Vienna, Virginia, where the Hanssens lived, was a leafy bedroom community of well-kept lawns and watchful neighbors. Once a year, Bob and Bonnie and the children drove down to Florida to visit his parents. When Hanssen’s father left the police force, he and his wife could not really afford the old neighborhood in Chicago anymore. After one big snowstorm, Howard developed bursitis in both shoulders. That did it; Howard and Vivian Hanssen retired to Venice, Florida. Bonnie’s parents remained in Park Ridge, even after her father retired from the university.
Friends did notice how little Bob Hanssen seemed to spend, how careful he was about parting with his money. “They had three mortgages and drove used cars,” said one. “The Hanssens never spent money, never went out to eat, except McDonald’s on the way to Florida to see his parents.”
To supplement her husband’s FBI salary, Bonnie Hanssen taught religion and church history at Oakcrest, an Opus Dei Catholic school, which the couple’s girls could attend with low tuition. The boys went to the Heights, another Opus Dei school in Potomac, Maryland.
Occasionally the Ohlsons, or Paul Moore and his wife, were invited for dinner. “When he lived out in Vienna we had dinner in each other’s homes,” Moore said. “He had this houseful of kids.”

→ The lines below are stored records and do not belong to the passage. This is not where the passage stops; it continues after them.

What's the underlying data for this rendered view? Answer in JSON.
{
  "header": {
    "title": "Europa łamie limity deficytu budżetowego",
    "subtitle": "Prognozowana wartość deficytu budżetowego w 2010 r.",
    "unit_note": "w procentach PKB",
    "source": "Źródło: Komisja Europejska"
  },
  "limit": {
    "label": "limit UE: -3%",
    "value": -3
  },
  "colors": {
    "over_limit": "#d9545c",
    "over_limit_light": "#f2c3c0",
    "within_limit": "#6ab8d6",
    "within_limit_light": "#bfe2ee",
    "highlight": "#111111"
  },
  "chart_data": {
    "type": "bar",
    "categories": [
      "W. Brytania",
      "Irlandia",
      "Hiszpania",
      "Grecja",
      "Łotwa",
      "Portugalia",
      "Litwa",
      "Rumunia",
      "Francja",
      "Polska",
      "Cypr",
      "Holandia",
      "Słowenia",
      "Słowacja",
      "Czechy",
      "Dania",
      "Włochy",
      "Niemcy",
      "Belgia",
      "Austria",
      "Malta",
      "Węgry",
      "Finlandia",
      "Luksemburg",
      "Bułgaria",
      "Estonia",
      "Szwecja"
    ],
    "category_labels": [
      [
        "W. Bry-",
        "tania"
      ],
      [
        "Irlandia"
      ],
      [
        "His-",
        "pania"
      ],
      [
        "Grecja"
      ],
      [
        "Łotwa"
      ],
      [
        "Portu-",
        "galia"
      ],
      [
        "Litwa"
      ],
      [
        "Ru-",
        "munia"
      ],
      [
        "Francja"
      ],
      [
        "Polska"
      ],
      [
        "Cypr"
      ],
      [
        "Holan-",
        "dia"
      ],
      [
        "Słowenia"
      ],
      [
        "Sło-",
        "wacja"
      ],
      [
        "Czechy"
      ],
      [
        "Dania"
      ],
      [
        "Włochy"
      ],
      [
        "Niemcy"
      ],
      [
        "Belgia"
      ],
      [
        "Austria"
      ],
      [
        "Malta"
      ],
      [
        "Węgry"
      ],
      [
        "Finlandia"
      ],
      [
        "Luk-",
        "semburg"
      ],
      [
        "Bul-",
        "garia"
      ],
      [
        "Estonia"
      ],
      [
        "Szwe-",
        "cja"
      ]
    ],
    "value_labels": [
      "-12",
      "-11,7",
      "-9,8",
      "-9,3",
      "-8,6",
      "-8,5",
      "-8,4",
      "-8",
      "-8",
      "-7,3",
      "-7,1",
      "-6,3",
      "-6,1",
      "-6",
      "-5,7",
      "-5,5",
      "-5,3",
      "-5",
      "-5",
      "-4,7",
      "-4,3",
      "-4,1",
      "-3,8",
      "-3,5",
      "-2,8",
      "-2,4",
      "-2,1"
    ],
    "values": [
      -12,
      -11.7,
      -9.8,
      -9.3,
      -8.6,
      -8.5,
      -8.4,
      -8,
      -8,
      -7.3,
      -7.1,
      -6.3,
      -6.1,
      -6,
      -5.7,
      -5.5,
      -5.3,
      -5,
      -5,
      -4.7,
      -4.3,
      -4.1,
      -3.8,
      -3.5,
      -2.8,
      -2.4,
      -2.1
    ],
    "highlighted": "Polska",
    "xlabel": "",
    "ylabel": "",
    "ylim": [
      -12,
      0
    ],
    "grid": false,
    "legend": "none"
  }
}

Hanssen seldom missed a day going to mass. Sometimes he would duck in for the noon mass at the chapel in t
he Catholic Information Center in downtown Washington, not far from FBI headquarters. The mass there was celebrated by the center’s director, Father C. John McCloskey, an Opus Dei priest who knew both the Hanssens.
And once a month, Hanssen would go to the “evenings of recollection” at the Opus Dei Tenley Study Center on Garrison Street, just off upper Wisconsin Avenue in northwest Washington. The modern, redbrick building, formerly the high school of the Heights, houses a Catholic youth center “dedicated to the character development of young men,” its brochure explains, to help them become “committed to live by Christian principles.”

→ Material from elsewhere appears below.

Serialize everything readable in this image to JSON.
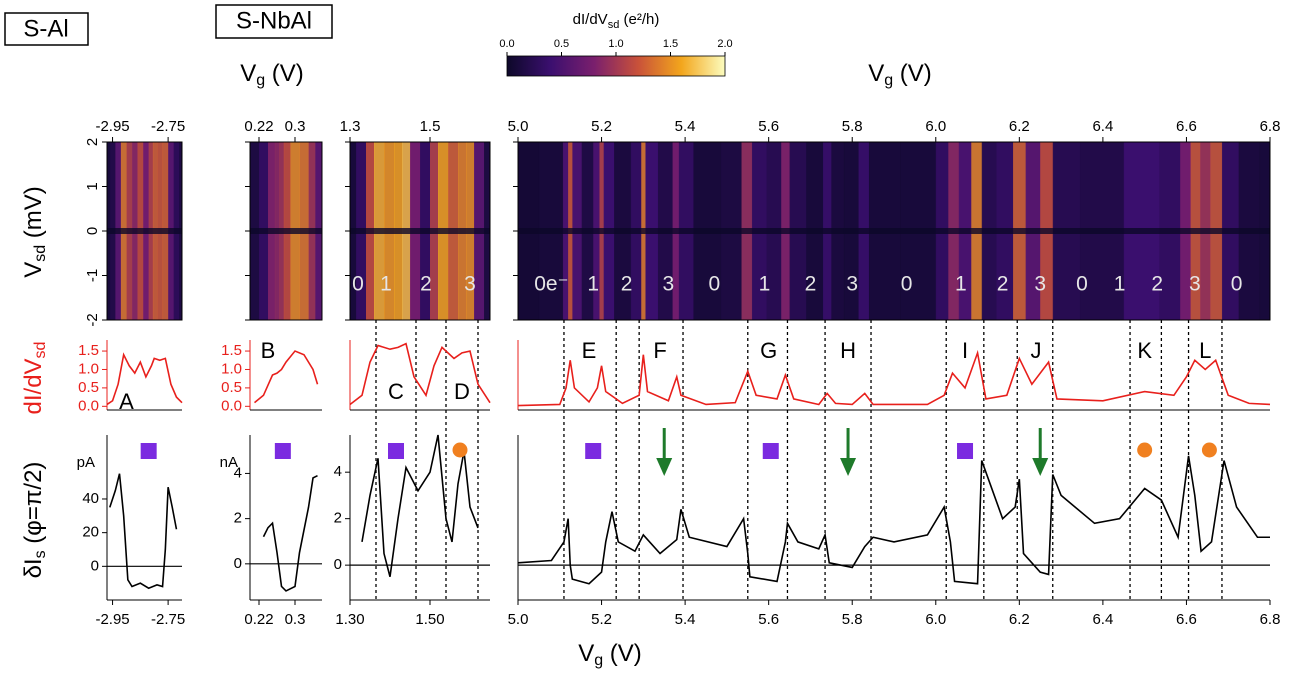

The evenings of recollection were men-only events. According to Frank Byrne, the center’s administrator, “Typically a priest delivers a meditation, talking for half an hour, perhaps on some point of doctrine, then the men repair to the living room for readings, perhaps the works of Ronald Knox,* then they return to the chapel and the priest gives the benediction.” Sometimes guest speakers were invited as well. Twice, Hanssen persuaded Paul Moore to talk at the Tenley Center about his work for the FBI.
One night on the way to the Tenley Center, Hanssen had a serious automobile accident. “Some young guy made a left turn in front of him,” Moore said. “Bob was badly hurt. I think his elbow was broken. He ended up with a very awkward cast, with his left arm out at an angle, and a rod sticking out. He couldn’t drive.
“I lived in Arlington. I called him up and said, ‘How are you getting into work?’ He said, ‘The car is wrecked, we have only the one car.’ But he thought that God would provide.”
A more secular solution ensued; Moore offered to drive Hanssen to headquarters. “It turned out I picked up not only Bob but his two girls in their high school outfits, saddle shoes and tartan skirts, and drove down Chain Bridge Road into Georgetown. At the time Oakcrest, the girls’ school, was on MacArthur Boulevard. We dropped them off, and then we went downtown to the bureau.”